Un week-end presque parfait pour le Phoenix

Trois points sur une possibilité de quatre. Le Phoenix a connu du succès lors de son week-end d'ouverture. Après un gain de 4 à 2 samedi contre les Saguenéens de Chicoutimi, les Sherbrookois sont revenus de l'arrière dimanche pour soutirer un point au Drakkar de Baie-Comeau en tirs de barrage.
La défaite de 4-3 n'a pas semblé décevoir le pilote des Oiseaux. Bien au contraire.
« Je suis satisfait de ce point. On a même récolté cinq points sur une possibilité de six depuis le match à Shawinigan mercredi. Même nos joueurs de soutien ont collaboré à l'obtention de ces points et c'est une bonne nouvelle », a indiqué Stéphane Julien.
« On va dans la bonne direction, soutient le capitaine Hugo Roy. Je suis content de voir les autres prendre le relais alors que certains tentent de trouver le fond du filet, comme moi, depuis le début de la saison. »
Domination sherbrookoise
Dès la 14e seconde de jeu, Bradley Lalonde a profité du sommeil profond des Sherbrookois pour inscrire les siens à la marque dimanche.
« On doit leur donner le crédit sur ce but, mais on aurait pu être plus prêts », a souligné le vétéran Mathieu Olivier.
Félix Robert a aussitôt répliqué, mais Jordan Martel a redonné l'avance au Drakkar trois minutes plus tard.
Lalonde en a rajouté au second vingt avec son deuxième de la partie, le seul fait saillant de cette période sans action.
« Le Drakkar fermait beaucoup le jeu au deuxième tiers, mais en général, les deux équipes ont travaillé très fort aujourd'hui », considère Stéphane Julien.
« Le jeu était décousu en deuxième période, fait remarquer Hugo Roy.
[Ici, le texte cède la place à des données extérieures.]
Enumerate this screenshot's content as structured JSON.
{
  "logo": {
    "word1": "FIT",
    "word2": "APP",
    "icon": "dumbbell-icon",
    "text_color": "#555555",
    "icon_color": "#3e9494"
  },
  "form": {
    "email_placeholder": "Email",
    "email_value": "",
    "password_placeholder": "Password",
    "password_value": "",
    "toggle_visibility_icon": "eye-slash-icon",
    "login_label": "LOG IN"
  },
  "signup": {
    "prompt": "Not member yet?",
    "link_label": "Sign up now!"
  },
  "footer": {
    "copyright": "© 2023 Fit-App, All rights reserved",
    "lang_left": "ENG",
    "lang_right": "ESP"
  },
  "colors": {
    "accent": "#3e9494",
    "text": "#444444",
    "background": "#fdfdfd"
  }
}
L'espace était restreint et on est quand même revenus de l'arrière, ce qui prouve que le Phoenix a du caractère. »
Le calme avant la tempête
En effet, les 2230 spectateurs ne perdaient rien pour attendre, puisque la troisième période a été beaucoup plus animée : Mathieu Olivier a amorcé la remontée du Phoenix, suivi de Nicolas Poulin lors d'un des nombreux avantages numériques obtenus en fin de match.
Les officiels ont effectivement justifié leur présence et leur chèque de paie en prolongation en levant le bras à trois reprises pour appeler des pénalités : deux au Phoenix, une aux visiteurs, mais aucune formation n'a su en profiter, ce qui a mené les deux équipes en tirs de barrage.
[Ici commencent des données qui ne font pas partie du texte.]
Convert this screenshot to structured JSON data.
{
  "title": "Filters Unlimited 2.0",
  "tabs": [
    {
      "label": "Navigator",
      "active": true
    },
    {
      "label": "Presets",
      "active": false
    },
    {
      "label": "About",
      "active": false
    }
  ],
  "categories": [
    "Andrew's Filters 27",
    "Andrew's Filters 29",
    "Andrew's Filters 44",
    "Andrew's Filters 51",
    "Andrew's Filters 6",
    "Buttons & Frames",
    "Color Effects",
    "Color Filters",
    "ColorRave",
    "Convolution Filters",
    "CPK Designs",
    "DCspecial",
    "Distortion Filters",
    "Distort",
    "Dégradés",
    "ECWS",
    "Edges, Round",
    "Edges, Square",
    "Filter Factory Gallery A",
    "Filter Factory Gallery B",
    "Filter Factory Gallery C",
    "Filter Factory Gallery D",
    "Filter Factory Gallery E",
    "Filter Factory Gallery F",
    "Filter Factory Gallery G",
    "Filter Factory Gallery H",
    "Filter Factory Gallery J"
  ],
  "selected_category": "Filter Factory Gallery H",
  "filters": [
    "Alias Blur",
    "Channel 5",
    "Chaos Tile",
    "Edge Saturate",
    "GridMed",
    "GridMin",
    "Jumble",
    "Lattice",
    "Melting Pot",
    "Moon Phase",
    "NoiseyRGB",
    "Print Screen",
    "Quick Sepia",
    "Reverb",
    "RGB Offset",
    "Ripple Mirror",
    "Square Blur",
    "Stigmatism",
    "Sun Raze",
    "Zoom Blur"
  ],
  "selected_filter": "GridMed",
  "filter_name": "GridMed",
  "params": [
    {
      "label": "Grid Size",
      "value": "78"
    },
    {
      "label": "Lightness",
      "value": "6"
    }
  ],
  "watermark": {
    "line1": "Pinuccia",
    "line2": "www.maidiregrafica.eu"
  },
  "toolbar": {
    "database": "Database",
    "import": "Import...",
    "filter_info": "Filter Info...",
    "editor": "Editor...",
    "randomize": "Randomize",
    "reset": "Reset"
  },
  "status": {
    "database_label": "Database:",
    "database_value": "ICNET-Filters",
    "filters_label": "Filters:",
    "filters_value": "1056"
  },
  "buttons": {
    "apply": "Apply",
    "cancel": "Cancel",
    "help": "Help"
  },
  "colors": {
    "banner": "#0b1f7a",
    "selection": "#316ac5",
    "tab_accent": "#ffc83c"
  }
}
« On avait le momentum, a rappelé Félix Robert. On veut gagner tous les matchs et on déteste perdre. On ne se laissera jamais battre facilement. »
« On méritait d'être en avance, mais le pointage était de 3-1 pour le Drakkar à un certain moment, observe Mathieu Olivier. En mettant du trafic devant le filet, on savait qu'on allait déjouer Samuel et comme de fait, on a profité de deux rebonds pour niveler la marque. »
« Dans l'ensemble, on a eu l'avantage et Antoine Samuel a gardé le Drakkar dans la partie, estime l'entraîneur Stéphane Julien. On n'a jamais arrêté de travailler. Je suis fier de mes joueurs et parfois, ça peut arriver de dominer l'adversaire et de ne pas obtenir les deux points. On aurait dû mériter la victoire, mais c'est toujours plaisant de revenir de l'arrière de cette façon. »
Si Yaroslav Alexeyev et Félix Robert n'ont pu déjouer Antoine Samuel en tirs de barrage, Ivan Chekhovich et Jordan Martel ont assuré en marquant tour à tour.
« Samuel est un gardien qui vole des points à l'adversaire, comme il l'a fait l'an dernier. Mes vétérans ont été excellents. Mathieu Olivier et Nicolas Poulin ont connu leurs deux meilleurs matchs ce week-end. Hugo Roy a obtenu beaucoup de chances de marquer et c'est une question de temps avant qu'il ne débloque », a affirmé l'entraîneur sherbrookois.
Encore Cregan
Le portier du Phoenix Brendan Cregan a bloqué 35 des 38 tirs dirigés vers lui. Samuel a été encore meilleur avec trois buts accordés sur 49 lancers.
« Quand on a une formule gagnante, on ne doit pas la changer. On a confiance aux deux gardiens, Cregan joue bien et on est convaincus que lorsque Fitzpatrick reviendra devant le filet, il répondra présent », estime le vétéran Mathieu Olivier.